Many people are seeking to access ancient wisdom, but one cannot simply transfer that information into a modern context and expect all the nuances of meaning to remain intact. The tribal community which provided for the needs of the medicine people and elders, and in turn received the benefit of those elders' spiritual wisdom and knowledge, does not exist for most white people today. In today's world, one needs money to exchange for food at the grocery store, until we create a fundamental change in the world paradigm.
Is the answer to recognize that money is the new form of exchange, and just charge for everything? I don't think so. My answer is rooted in my own discomfort at determining a monetary value for the spiritual services I seek to offer to the community. This discomfort does not come from a fear of prosperity or a lack of self-esteem. It is a deep, intuitive feeling that the spiritual gifts I have to offer should be just that: gifts. I think the path to the answer lies in changing the social organization of our communities to bring back more tightly woven tribal groups and more barter and exchange of goods in kind. I would like to be able to give my gifts feeling confident that if my community finds them useful, I will receive what I need to compensate for my time, energy, skill, and dedication.

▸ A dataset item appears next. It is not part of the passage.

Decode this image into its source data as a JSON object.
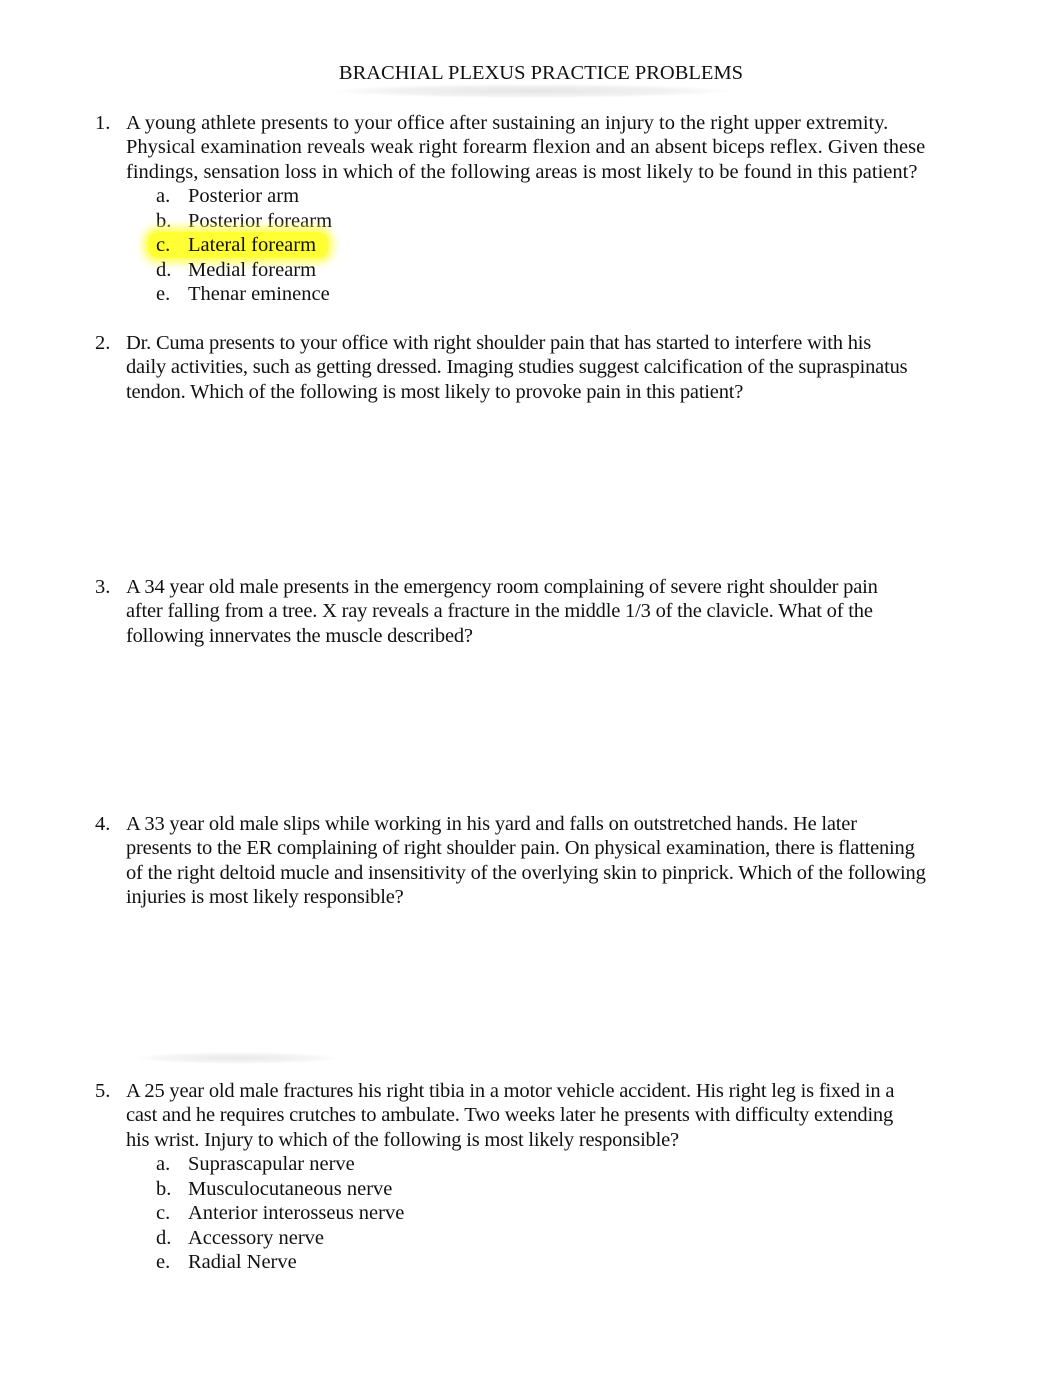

Yet this is clearly not how it is now. And as a result, after years of service, teaching, organizing, counseling, healing, and ritual work for the community, I have been forced to resort to the public welfare system in order to secure food and health care for my child. And despite all of the personal effort, honest self-assessment, facing my shadow, risk of disapproval, and walking through pain that has been involved in traveling my spiritual path (and strengthened my ability to give to the community), I am still facing this voice telling me that I have been self-indulgent and should just "get a job".
Despite all this, I come full circle, back to my faith in the power of Spirit. When the anxious brain-chatter stills and the doorway between the worlds opens, I see my place in the Web of Life. From the deep place of inner knowing a small voice counsels patience and trust. I continue on my Path, and somehow the bills get paid. The Universe provides. I drum, I dance, I give and receive. I give thanks.